How to Read a Peptide Certificate of Analysis (COA)

6 min read·2024-10-12

A peptide COA is only as useful as your ability to interpret it. The four values that matter most: HPLC purity percentage, observed mass (from MS), retention time, and counterion / water content.

HPLC purity should be reported as area percent at a specified wavelength (typically 220 nm for peptide bonds). Anything below 98% indicates significant impurities; ≥99% is the standard for analytical-grade research peptides.

Mass spec confirmation is non-negotiable for any sequenced peptide. The observed mass should match the theoretical mass within 1 Da. A larger deviation suggests deletion sequences, oxidation, or counterion adducts that will affect dosing accuracy.

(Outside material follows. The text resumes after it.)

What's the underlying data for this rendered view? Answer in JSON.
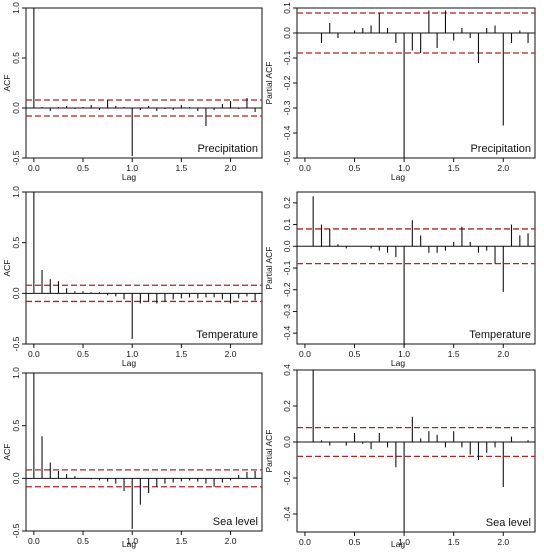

Retention time is your fingerprint for batch-to-batch consistency. If two batches of the same peptide show meaningfully different RT under identical chromatographic conditions, something has changed — sequence, modification, or impurity profile.

Counterion content (typically TFA or acetate) reduces the actual peptide mass per vial. A peptide with 15% TFA counterion delivers only 85% peptide by weight. Quality COAs disclose this; mediocre ones omit it.

Provided for in vitro research and informational purposes only. Not for human or veterinary use. Always verify batch-specific COA data before experimental work.